Tophant Clawvault Openclaw Alerts

SKILL.md

---
name: tophant-clawvault-openclaw-alerts
version: 0.1.0
description: Push high-risk ClawVault security events and daily security reports through OpenClaw agent messaging
homepage: https://github.com/tophant-ai/ClawVault
user-invocable: true
disable-model-invocation: false
---

# ClawVault OpenClaw Alerts

Send high-risk ClawVault security events and daily security reports through OpenClaw agent messaging.

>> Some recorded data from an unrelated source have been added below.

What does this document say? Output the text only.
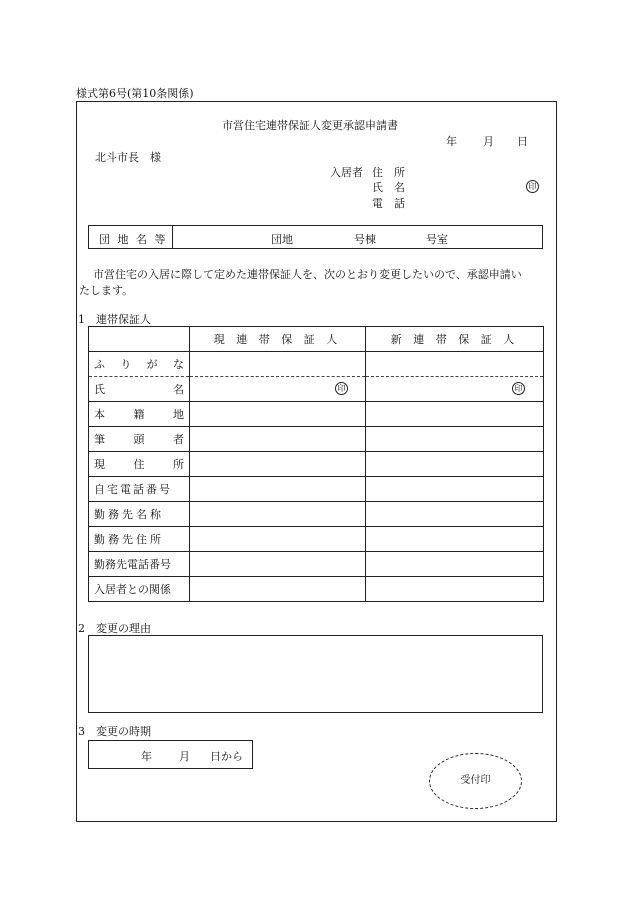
様式第6号(第10条関係)
市営住宅連帯保証人変更承認申請書
年 月 日
北斗市長　様
入居者 住　所
氏　名	印
電　話
団 地 名 等	団地	号棟	号室
市営住宅の入居に際して定めた連帯保証人を、次のとおり変更したいので、承認申請い
たします。
1　連帯保証人
	現 連 帯 保 証 人	新 連 帯 保 証 人

ふ り が な		

氏 名	印	印

本 籍 地		

筆 頭 者		

現 住 所		

自宅電話番号		
勤務先名称		
勤務先住所		
勤務先電話番号		
入居者との関係		
2　変更の理由
3　変更の時期
年 月 日から
受付印
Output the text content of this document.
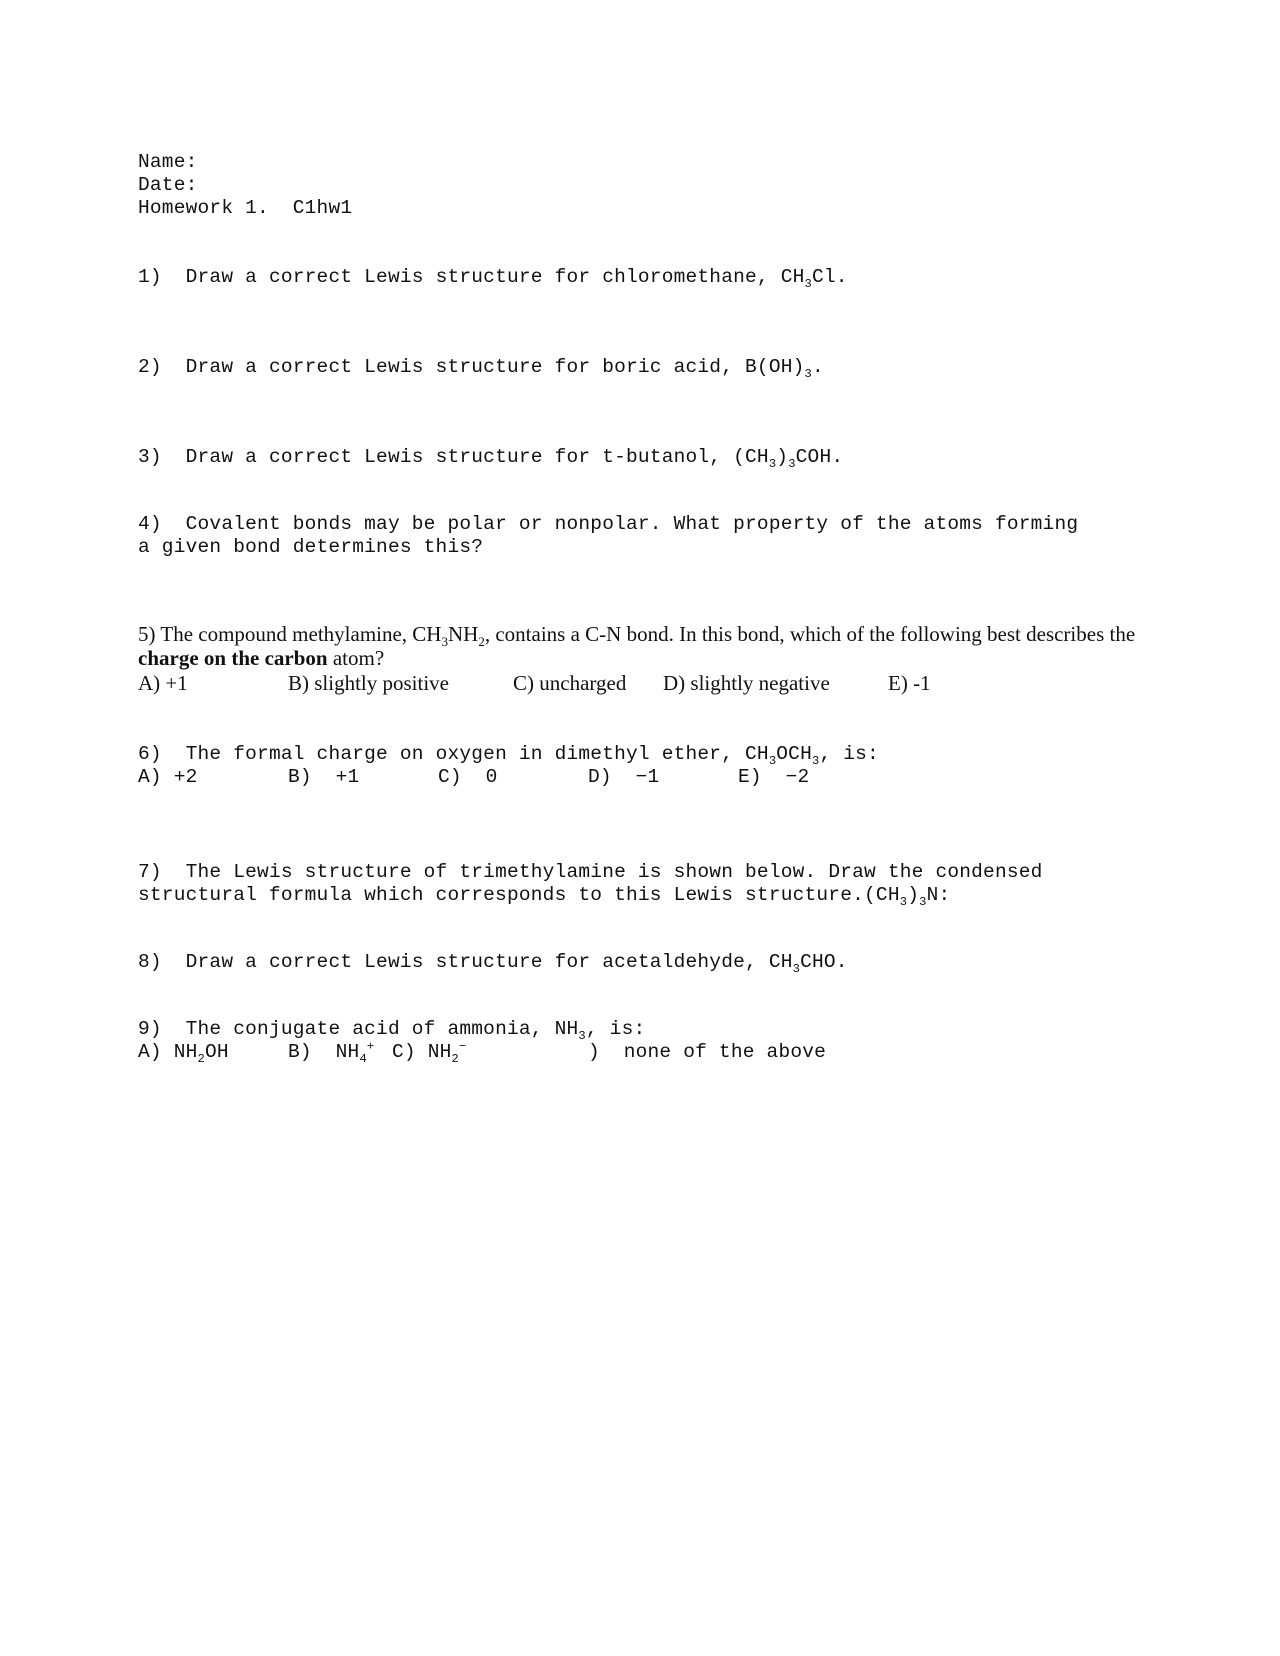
Name:
Date:
Homework 1. C1hw1
1) Draw a correct Lewis structure for chloromethane, $CH_3Cl$.
2) Draw a correct Lewis structure for boric acid, $B(OH)_3$.
3) Draw a correct Lewis structure for t-butanol, $(CH_3)_3COH$.
4) Covalent bonds may be polar or nonpolar. What property of the atoms forming
a given bond determines this?
5) The compound methylamine, $CH_3NH_2$, contains a C-N bond. In this bond, which of the following best describes the
charge on the carbon atom?
A) +1	B) slightly positive	C) uncharged D) slightly negative	E) -1
6) The formal charge on oxygen in dimethyl ether, $CH_3OCH_3$, is:
A) +2	B)  +1	C)  0	D)  −1	E)  −2
7) The Lewis structure of trimethylamine is shown below. Draw the condensed
structural formula which corresponds to this Lewis $structure.(CH_3)_3N$:
8) Draw a correct Lewis structure for acetaldehyde, $CH_3CHO$.
9) The conjugate acid of ammonia, $NH_3$, is:
A) $NH_2OH$	B) $NH_4^+$ C) $NH_2^-$	) none of the above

This skill is operational only: it reads the existing ClawVault dashboard REST API, stores local notification state under `~/.ClawVault/openclaw-alerts/`, and sends messages with `openclaw agent`. It does not modify ClawVault proxy, file monitor, plugin, or detection behavior.

## How to Run

Always execute the bundled Python script:

```bash
python3 SKILL_DIR/clawvault_openclaw_alerts.py <command> [options]
```

Add `--json` to commands that support machine-readable output.

## Quick Start

```bash
# Configure delivery through an OpenClaw agent
python3 SKILL_DIR/clawvault_openclaw_alerts.py configure --agent main --session-id clawvault-alerts --json

# Verify OpenClaw delivery
python3 SKILL_DIR/clawvault_openclaw_alerts.py send-test --json

# Send new high-risk events once
python3 SKILL_DIR/clawvault_openclaw_alerts.py run-once --json

# Send today's security report now
python3 SKILL_DIR/clawvault_openclaw_alerts.py daily-report --json

# Start/stop background monitoring
python3 SKILL_DIR/clawvault_openclaw_alerts.py start --json
python3 SKILL_DIR/clawvault_openclaw_alerts.py status --json
python3 SKILL_DIR/clawvault_openclaw_alerts.py stop --json
```

## Commands

### /tophant-clawvault-openclaw-alerts configure

Create or update `~/.ClawVault/openclaw-alerts/config.yaml`.

```bash
/tophant-clawvault-openclaw-alerts configure --agent main --session-id clawvault-alerts
/tophant-clawvault-openclaw-alerts configure --dashboard-url http://127.0.0.1:8766 --risk-threshold 7.0 --daily-time 09:00
/tophant-clawvault-openclaw-alerts configure --deliver --channel slack --reply-to '#security-alerts'
```

### /tophant-clawvault-openclaw-alerts send-test

Send a test message through the configured OpenClaw agent.

```bash
/tophant-clawvault-openclaw-alerts send-test
/tophant-clawvault-openclaw-alerts send-test --message "ClawVault alert test"
```

### /tophant-clawvault-openclaw-alerts run-once

Poll `/api/scan-history` once, send eligible high-risk events, and update deduplication state.

```bash
/tophant-clawvault-openclaw-alerts run-once
/tophant-clawvault-openclaw-alerts run-once --dry-run
```

### /tophant-clawvault-openclaw-alerts daily-report

Generate and send a daily security report.

```bash
/tophant-clawvault-openclaw-alerts daily-report
/tophant-clawvault-openclaw-alerts daily-report --dry-run
/tophant-clawvault-openclaw-alerts daily-report --date 2026-05-28
```

### /tophant-clawvault-openclaw-alerts start

Start background monitoring. The daemon polls ClawVault for new high-risk events and sends the daily report when the configured local time is reached.

```bash
/tophant-clawvault-openclaw-alerts start
/tophant-clawvault-openclaw-alerts start --foreground
```

### /tophant-clawvault-openclaw-alerts stop

Stop background monitoring.

```bash
/tophant-clawvault-openclaw-alerts stop
/tophant-clawvault-openclaw-alerts stop --force
```

### /tophant-clawvault-openclaw-alerts status

Show daemon, dashboard, OpenClaw, and state status.

```bash
/tophant-clawvault-openclaw-alerts status
```

## Data Sources

- `GET /api/scan-history?limit=200` for realtime high-risk events.
- `GET /api/summary`, `/api/budget`, `/api/monitor/overview`, `/api/local-scan/history`, and `/api/file-monitor/alerts` for daily reports.

## Security Defaults

Notifications are intentionally terse and redacted. By default, this skill does not include raw prompts, input previews, complete file paths, command text, secrets, API keys, private keys, or database URLs. See `SECURITY.md` before enabling optional verbose fields.